There are a number of different ways you can implement a default route in IOS. The method you choose depends on the circumstances (routing protocol used, equipment being configured, etc.) and your design goals (such as static vs. dynamic routing.)
The ip default-gateway command only works on a device not running IP routing. The most common uses of this command are L2 switches and access points, although it could theoretically be used on something like a voice gateway with only one connection, and the no ip routing command configured. Frankly, I cannot think of any advantage or doing this over a static route.
IP default-network can be used to insert a default route into the routing table without the underlying routing protocol supporting the origination of a default route. The most common use would be with EIGRP, although a summary route is probably the best way to advertise default routes with EIGRP. The default network would be configured as a classful network, probably part of the network core or edge block, that would have a valid default route.
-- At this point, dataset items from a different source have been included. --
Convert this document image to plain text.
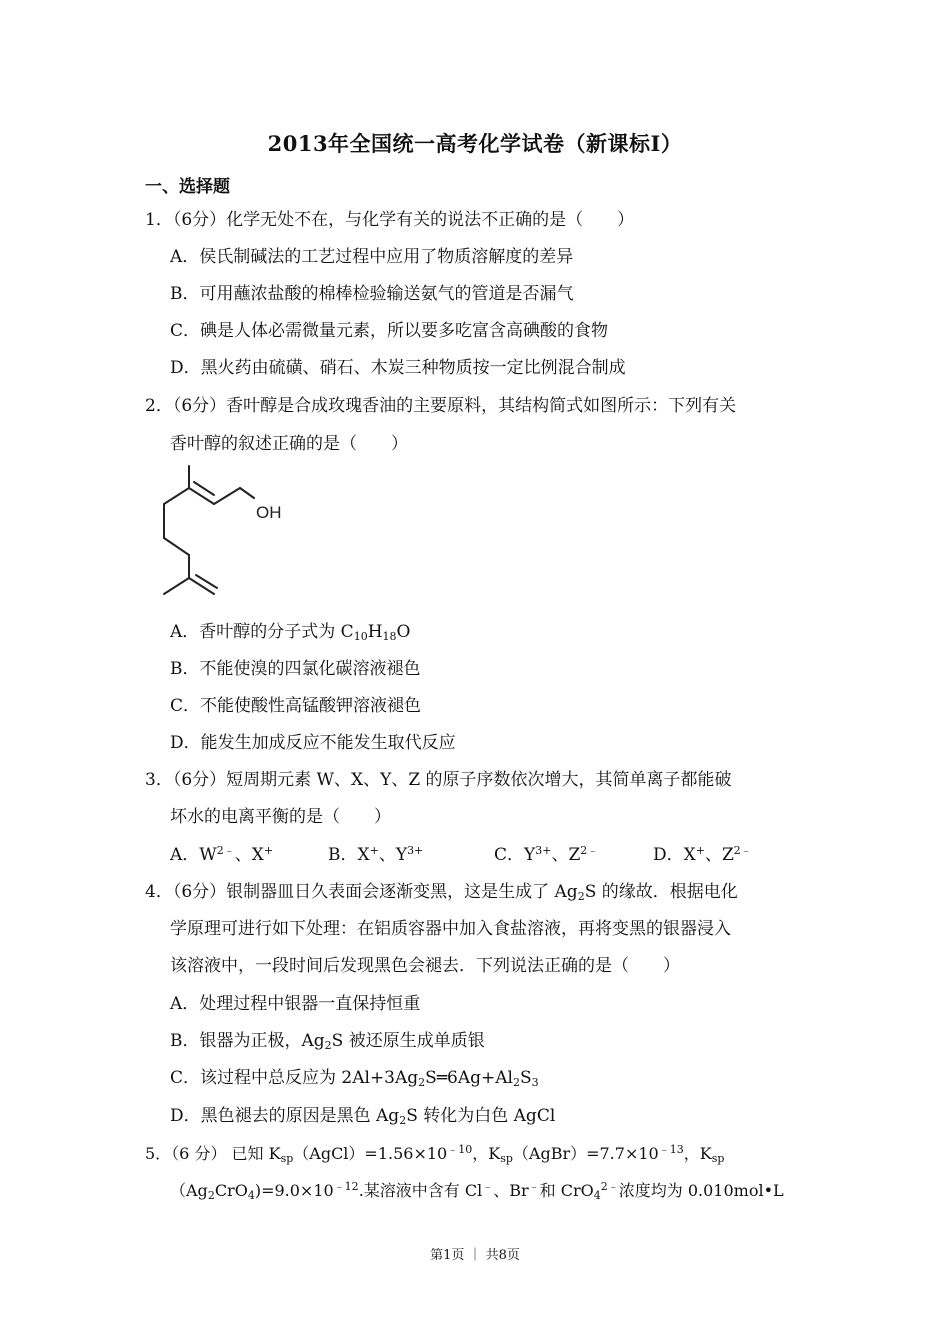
2013年全国统一高考化学试卷（新课标I）
一、选择题
1．（6分）化学无处不在，与化学有关的说法不正确的是（　　）
A．侯氏制碱法的工艺过程中应用了物质溶解度的差异
B．可用蘸浓盐酸的棉棒检验输送氨气的管道是否漏气
C．碘是人体必需微量元素，所以要多吃富含高碘酸的食物
D．黑火药由硫磺、硝石、木炭三种物质按一定比例混合制成
2．（6分）香叶醇是合成玫瑰香油的主要原料，其结构简式如图所示：下列有关
香叶醇的叙述正确的是（　　）
OH
A．香叶醇的分子式为 $C_{10}H_{18}O$
B．不能使溴的四氯化碳溶液褪色
C．不能使酸性高锰酸钾溶液褪色
D．能发生加成反应不能发生取代反应
3．（6分）短周期元素 W、X、Y、Z 的原子序数依次增大，其简单离子都能破
坏水的电离平衡的是（　　）
A．$W^{2﹣}$、X+	B．X+、$Y^{3+}$	C．$Y^{3+}$、$Z^{2﹣}$	D．X+、$Z^{2﹣}$
4．（6分）银制器皿日久表面会逐渐变黑，这是生成了 $Ag_2S$ 的缘故．根据电化
学原理可进行如下处理：在铝质容器中加入食盐溶液，再将变黑的银器浸入
该溶液中，一段时间后发现黑色会褪去．下列说法正确的是（　　）
A．处理过程中银器一直保持恒重
B．银器为正极，$Ag_2S$ 被还原生成单质银
C．该过程中总反应为 $2Al+3Ag_2S═6Ag+Al_2S_3$
D．黑色褪去的原因是黑色 $Ag_2S$ 转化为白色 AgCl
5．（6 分） 已知 $K_{sp}(AgCl)=1.56\times 10^{﹣10}$，$K_{sp}(AgBr)=7.7\times 10^{﹣13}$，$K_{sp}$
$(Ag_2CrO_4)=9.0\times 10^{﹣12}$.某溶液中含有 Cl﹣、Br﹣和 CrO$_4^{2﹣}$浓度均为 0.010mol•L
第1页 ｜ 共8页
ip route 0.0.0.0 0.0.0.0 [Next Hop] [exit interface] [administrative distance]
This is the most common configuration for non-dynamic default routes. It is completely compatible with IP routing and dynamic routing protocols. When the default route is out a serial interface, point-to-point frame relay DLCI, or point to point option, only the outgoing interface needs to be configured. This can be done with an Ethernet interface, but can result in a couple of undesirable outcomes: A – the route does not work at all, or B – The next hop uses proxy arp, so the route works, but there is an ARP mapping for every single destination that is routed to (or the APR table fills and starts flushing). For Ethernet interface, you can specify both the IP next hop and the egress interface, or just the egress interface. Specifying both eliminates the recursive lookup for the outgoing interface, although that is probably not much of a savings in resources.If an administrative distance higher than your dynamic protocol is configured, the router can prefer a dynamic route, and fall back to the static route if the dynamic route is lost.
Several routing protocols, including RIPv2, OSPF, and BGP allow for the origination of a default route via the default-information originate command. This checks for the default route in the routing table before originating it, however, the OSPF version of the command allows for the always keyword, which forces the router to always advertise a default route, whether there is a default route in the routing table or not.
ip summary-address eigrp <AS> 0.0.0.0 0.0.0.0
EIGRP does not include the default-information originate command, but can advertise a default route from a specific interface or interface by applying the ip summary-address eigrp <AS> 0.0.0.0 0.0.0.0 command at the outgoing interface level.
A default static (or dynamic) route can be redistributed with most routing protocols. This can be problematic if there are routes that should not be advertised. Route-maps can be used to limit this, but other methods should generally be preferred.